FERREIRA JÚNIOR,  Expedito

*dep. fed. RO 1987, 1995-2003, sen. RO 2007-.

Expedito Gonçalves Ferreira Júnior nasceu em Guararapes (SP) no dia 10 de junho de 1963, filho de Expedito Gonçalves Ferreira e de Maria Rodrigues Ferreira. Foi o oitavo filho de uma família de 11 irmãos, cujos pais eram agricultores.

Em 1977, ingressou no curso de magistério do Colégio João Arruda Brasil, em sua cidade natal, concluindo-o dois anos depois.  

Em 1981, com 18 anos de idade, mudou-se de São Paulo para Rondônia, no município de Rolim de Moura. Lá chegando, trabalhou como ajudante de carga de caminhões. Em 1982, tornou-se Presidente da Associação dos Auxiliares de carga de Rolim de Moura, atuando em defesa da categoria. No ano seguinte, em 1983 tornou-se professor da Escola Estadual Pereira da Silva, em Rolim de Moura, onde lecionou Matemática, até 1985. Nesse mesmo ano, filiou-se ao Partido do Movimento Democrático Brasileiro (PMDB) e elegeu-se vereador naquele município. Participou dos trabalhos legislativos como vice-presidente da Comissão de Justiça e Redação Final, presidente da Comissão de Finanças e Orçamento e foi ainda líder do PMDB na Câmara.

No pleito de novembro de 1986, elegeu-se deputado federal constituinte por Rondônia. Foi empossado em 1º de fevereiro de 1987, quando tiveram início os trabalhos da Assembléia Nacional Constituinte. No entanto, uma decisão do Tribunal Regional Eleitoral (TRE) de Rondônia acabou possibilitando o exercício temporário do mandato de mais um constituinte. Pela primeira apuração oficial, o TRE atribuiu ao candidato Arnaldo Martins a primeira suplência do PMDB. Porém, um candidato da coligação Partido Democrático Social (PDS)-Partido da Frente Liberal (PFL), de nome Oliveira Júnior, que obtivera votação inexpressiva e ficara abaixo da terceira suplência, pediu a impugnação de 501 votos atribuídos a Expedito Júnior. Não logrando êxito no TRE, o impugnante obteve decisão favorável do Tribunal Superior Eleitoral (TSE) em junho de 1987, sem contudo obter votação suficiente para eleger-se. Com essa decisão, Expedito Júnior foi deslocado para a primeira suplência e Arnaldo Martins subiu para o quinto lugar, assumindo o mandato constituinte.

Ainda em 1987, Expedito Júnior tornou-se secretário de Trabalho e Promoção Social de Rondônia, permanecendo no cargo até o ano seguinte.
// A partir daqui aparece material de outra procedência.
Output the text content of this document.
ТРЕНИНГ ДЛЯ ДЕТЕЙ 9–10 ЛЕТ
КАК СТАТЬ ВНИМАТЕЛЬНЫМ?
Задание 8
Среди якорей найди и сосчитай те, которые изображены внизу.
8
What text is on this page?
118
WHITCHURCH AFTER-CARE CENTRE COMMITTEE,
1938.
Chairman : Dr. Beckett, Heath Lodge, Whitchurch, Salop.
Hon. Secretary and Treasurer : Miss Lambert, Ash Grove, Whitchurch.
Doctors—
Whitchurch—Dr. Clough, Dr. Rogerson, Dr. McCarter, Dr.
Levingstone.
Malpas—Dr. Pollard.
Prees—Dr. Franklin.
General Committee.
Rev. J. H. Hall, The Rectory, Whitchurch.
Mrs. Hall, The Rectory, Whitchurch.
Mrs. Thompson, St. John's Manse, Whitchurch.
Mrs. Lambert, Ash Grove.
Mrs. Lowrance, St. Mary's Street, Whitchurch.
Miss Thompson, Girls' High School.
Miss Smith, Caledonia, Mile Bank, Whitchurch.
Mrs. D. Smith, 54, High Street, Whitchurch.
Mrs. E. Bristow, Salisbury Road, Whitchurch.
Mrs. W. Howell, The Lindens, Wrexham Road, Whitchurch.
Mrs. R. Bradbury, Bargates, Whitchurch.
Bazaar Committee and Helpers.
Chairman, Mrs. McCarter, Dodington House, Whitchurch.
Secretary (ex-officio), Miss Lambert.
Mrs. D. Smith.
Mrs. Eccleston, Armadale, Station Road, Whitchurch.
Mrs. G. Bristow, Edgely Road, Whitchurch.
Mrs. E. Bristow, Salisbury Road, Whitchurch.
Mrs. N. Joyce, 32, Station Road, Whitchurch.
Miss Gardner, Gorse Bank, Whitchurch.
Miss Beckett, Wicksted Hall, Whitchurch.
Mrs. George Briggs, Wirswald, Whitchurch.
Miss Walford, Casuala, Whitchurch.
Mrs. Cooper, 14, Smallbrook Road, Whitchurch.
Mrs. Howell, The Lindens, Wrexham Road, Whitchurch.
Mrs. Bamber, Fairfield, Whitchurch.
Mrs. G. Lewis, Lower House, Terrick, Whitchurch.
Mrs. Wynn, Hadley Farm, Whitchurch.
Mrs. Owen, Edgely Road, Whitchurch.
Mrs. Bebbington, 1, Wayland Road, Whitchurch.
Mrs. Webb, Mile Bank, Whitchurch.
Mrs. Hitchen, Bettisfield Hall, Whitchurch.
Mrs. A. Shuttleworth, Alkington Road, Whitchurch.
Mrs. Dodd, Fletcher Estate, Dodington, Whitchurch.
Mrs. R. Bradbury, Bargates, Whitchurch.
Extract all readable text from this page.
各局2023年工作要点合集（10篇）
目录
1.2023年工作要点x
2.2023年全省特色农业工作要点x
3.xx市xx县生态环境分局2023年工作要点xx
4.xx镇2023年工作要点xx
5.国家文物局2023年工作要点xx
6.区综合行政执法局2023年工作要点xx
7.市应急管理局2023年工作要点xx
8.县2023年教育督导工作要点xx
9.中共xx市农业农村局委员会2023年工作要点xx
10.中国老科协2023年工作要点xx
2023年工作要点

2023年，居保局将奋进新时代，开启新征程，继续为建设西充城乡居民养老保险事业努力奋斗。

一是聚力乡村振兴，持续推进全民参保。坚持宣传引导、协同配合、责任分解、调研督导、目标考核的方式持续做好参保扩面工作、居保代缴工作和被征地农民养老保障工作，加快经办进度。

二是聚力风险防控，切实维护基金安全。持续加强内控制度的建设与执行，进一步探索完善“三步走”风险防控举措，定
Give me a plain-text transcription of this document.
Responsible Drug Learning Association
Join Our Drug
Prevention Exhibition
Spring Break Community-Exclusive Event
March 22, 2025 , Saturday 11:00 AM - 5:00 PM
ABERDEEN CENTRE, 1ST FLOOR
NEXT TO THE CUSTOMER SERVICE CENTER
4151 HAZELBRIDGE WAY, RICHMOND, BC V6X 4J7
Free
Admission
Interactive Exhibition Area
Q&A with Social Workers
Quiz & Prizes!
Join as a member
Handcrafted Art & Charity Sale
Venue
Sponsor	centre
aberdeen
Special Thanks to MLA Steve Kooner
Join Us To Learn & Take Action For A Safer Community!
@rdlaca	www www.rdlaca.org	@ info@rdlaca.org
No ano de 1987, Expedito criou a Primeira Olimpíada do Menor Trabalhador. Em 1988, tornou-se titular da Secretaria Especial de Ação Comunitária (Seac). No ano seguinte, deixou o PMDB e ingressou no Partido Liberal (PL). Em outubro de 1990 concorreu a uma cadeira na Câmara dos Deputados por Rondônia na legenda do Partido da Mobilização Nacional (PMN), não obtendo sucesso.

Em outubro de 1994 foi eleito deputado federal por Rondônia, obtendo a maioria dos votos provenientes de suas bases eleitorais no município de Rolim de Moura e região. Assumindo o mandato em fevereiro do ano seguinte, em agosto de 1995 ingressou no Partido Progressista Brasileiro (PPB), que nasceu da fusão do Partido Progressista Reformador (PPR) com o Partido Progressista (PP). Participou dos trabalhos legislativos como membro das comissões de Educação, Cultura e Desporto, de Direitos Humanos e da Comissão Parlamentar de Inquérito (CPI) sobre direitos autorais.

Nas votações das emendas constitucionais propostas pelo governo Fernando Henrique Cardoso em 1995, votou a favor da quebra do monopólio dos estados na distribuição de gás canalizado, da quebra do monopólio das embarcações nacionais na navegação de cabotagem, da mudança no conceito de empresa nacional, da quebra do monopólio estatal das telecomunicações, da quebra do monopólio da Petrobras na exploração de petróleo e da prorrogação do Fundo Social de Emergência (FSE), rebatizado de Fundo de Estabilização Fiscal (FEF), que permitia que o governo gastasse 20% da arrecadação de impostos sem que essas verbas ficassem obrigatoriamente vinculadas aos setores de saúde e educação.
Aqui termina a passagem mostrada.